Another buzz. Still, he didn’t check. Whoever had triggered that signal would have to wait until the questions.

He invited them in with a slight tilt of his head.

Clark Kent rose, tall and deliberate. His voice carried easily, polite but edged with steel.

“Clark Kent, Daily Planet. Mr. Wayne, thank you for your announcement. A high-tech magnetic train between Gotham and Metropolis truly is ambitious.” He let it breathe. “You’ve called it a project about ‘unity.’ How do you plan to ensure that includes the communities most often left behind by infrastructure projects? You mentioned affordability. What about access? Oversight? Accountability?”

He tilted his head, smile mild but eyes sharp. “In other words… how does a billionaire intend to build something for the people, and not just over them?”

His colleague grinned from behind his camera like it was Christmas morning.

His question made a ripple of surprise go through the room. No one usually put the question like that – at least not to his face.

Bruce leaned back slightly, buying himself a second.

Bold.

Sharper than most.

He’d expected Kent to be good.

He hadn’t expected him to be fearless.

And annoyingly enough...he almost admired it.

“Thank you, Mr. Kent,” Bruce said at last, voice steady but guarded. “Your question is important. Through the Wayne Foundation, and with the help of civic groups in both cities, we’ll make sure no homes are destroyed and new jobs are union-secured. Questionnaires have already been conducted, the results will be published this afternoon.”

It was a polished answer, everyone in the room knew that.

He cleared his throat, signaling his PR staff. “Further questions will be handled by my team.
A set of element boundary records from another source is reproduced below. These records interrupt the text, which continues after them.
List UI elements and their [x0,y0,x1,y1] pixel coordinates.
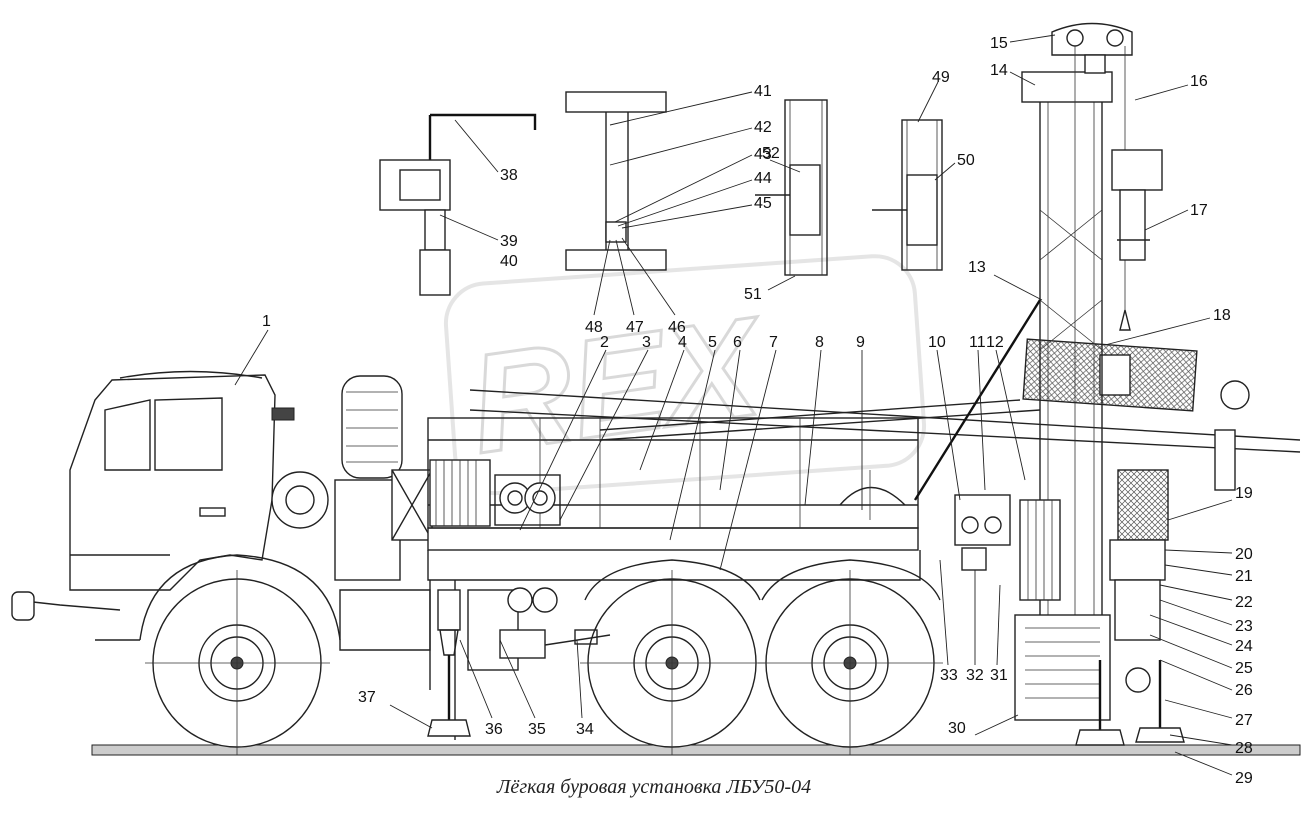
callout-12: 12 [986,334,1004,351]
middle-wheel [580,570,765,755]
callout-37: 37 [358,689,376,706]
callout-28: 28 [1235,740,1253,757]
callout-43: 43 [754,146,772,163]
truck-cab [11,370,295,641]
callout-8: 8 [815,334,824,351]
callout-21: 21 [1235,568,1253,585]
callout-3: 3 [642,334,651,351]
front-wheel [145,570,330,755]
engine-air-unit [271,469,433,581]
callout-38: 38 [500,167,518,184]
callout-9: 9 [856,334,865,351]
callout-51: 51 [744,286,762,303]
callout-22: 22 [1235,594,1253,611]
callout-6: 6 [733,334,742,351]
callouts: 1 2 3 4 5 6 7 8 9 10 11 12 13 14 15 16 1… [234,34,1253,787]
callout-26: 26 [1235,682,1253,699]
callout-2: 2 [600,334,609,351]
callout-24: 24 [1235,638,1253,655]
callout-44: 44 [754,170,772,187]
callout-46: 46 [668,319,686,336]
callout-16: 16 [1190,73,1208,90]
watermark-text: REX [461,286,775,483]
pump-unit [429,459,561,527]
callout-17: 17 [1190,202,1208,219]
callout-52: 52 [762,145,780,162]
callout-30: 30 [948,720,966,737]
rear-outriggers [1075,660,1185,746]
drive-shafts [467,587,611,671]
rear-wheel [758,570,943,755]
callout-40: 40 [500,253,518,270]
callout-45: 45 [754,195,772,212]
callout-47: 47 [626,319,644,336]
callout-25: 25 [1235,660,1253,677]
callout-19: 19 [1235,485,1253,502]
drum-reel [839,470,906,520]
spare-wheel [341,375,403,479]
callout-4: 4 [678,334,687,351]
callout-11: 11 [969,334,986,351]
watermark: REX [443,254,927,496]
front-outrigger [427,589,471,737]
rear-mesh-cabinet [1109,469,1169,693]
detail-clamp [565,91,667,271]
detail-rotator [379,113,537,296]
callout-42: 42 [754,119,772,136]
callout-27: 27 [1235,712,1253,729]
callout-29: 29 [1235,770,1253,787]
callout-14: 14 [990,62,1008,79]
callout-7: 7 [769,334,778,351]
callout-10: 10 [928,334,946,351]
callout-23: 23 [1235,618,1253,635]
callout-34: 34 [576,721,594,738]
callout-33: 33 [940,667,958,684]
callout-50: 50 [957,152,975,169]
chassis-frame [339,527,921,740]
fenders [139,554,941,641]
callout-36: 36 [485,721,503,738]
callout-31: 31 [990,667,1008,684]
callout-18: 18 [1213,307,1231,324]
mast-working-position [913,22,1163,701]
callout-49: 49 [932,69,950,86]
callout-39: 39 [500,233,518,250]
callout-35: 35 [528,721,546,738]
callout-41: 41 [754,83,772,100]
callout-15: 15 [990,35,1008,52]
detail-frame-a [755,99,828,276]
callout-20: 20 [1235,546,1253,563]
detail-frame-b [872,119,943,271]
callout-32: 32 [966,667,984,684]
callout-5: 5 [708,334,717,351]
control-panel [954,494,1061,601]
mast-transport-position [469,338,1301,491]
callout-13: 13 [968,259,986,276]
callout-48: 48 [585,319,603,336]
tool-box [1014,614,1111,721]
callout-1: 1 [262,313,271,330]
drawing-caption: Лёгкая буровая установка ЛБУ50-04 [496,776,812,798]
ground-line [91,744,1301,756]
My schedule is quite packed, I’m sure you understand.”

He stood, flashing a final polite smile and then left the stage as fast as he came on it. 

Minutes later, in a different suit and a different skin, he was gone, sliding into shadows, his pulse steadying as the arrowhead on his comm pulsed.

Green Arrow was already waiting.

Gotham’s billionaire was off the record again and that was the last anyone really saw of Bruce Wayne that day.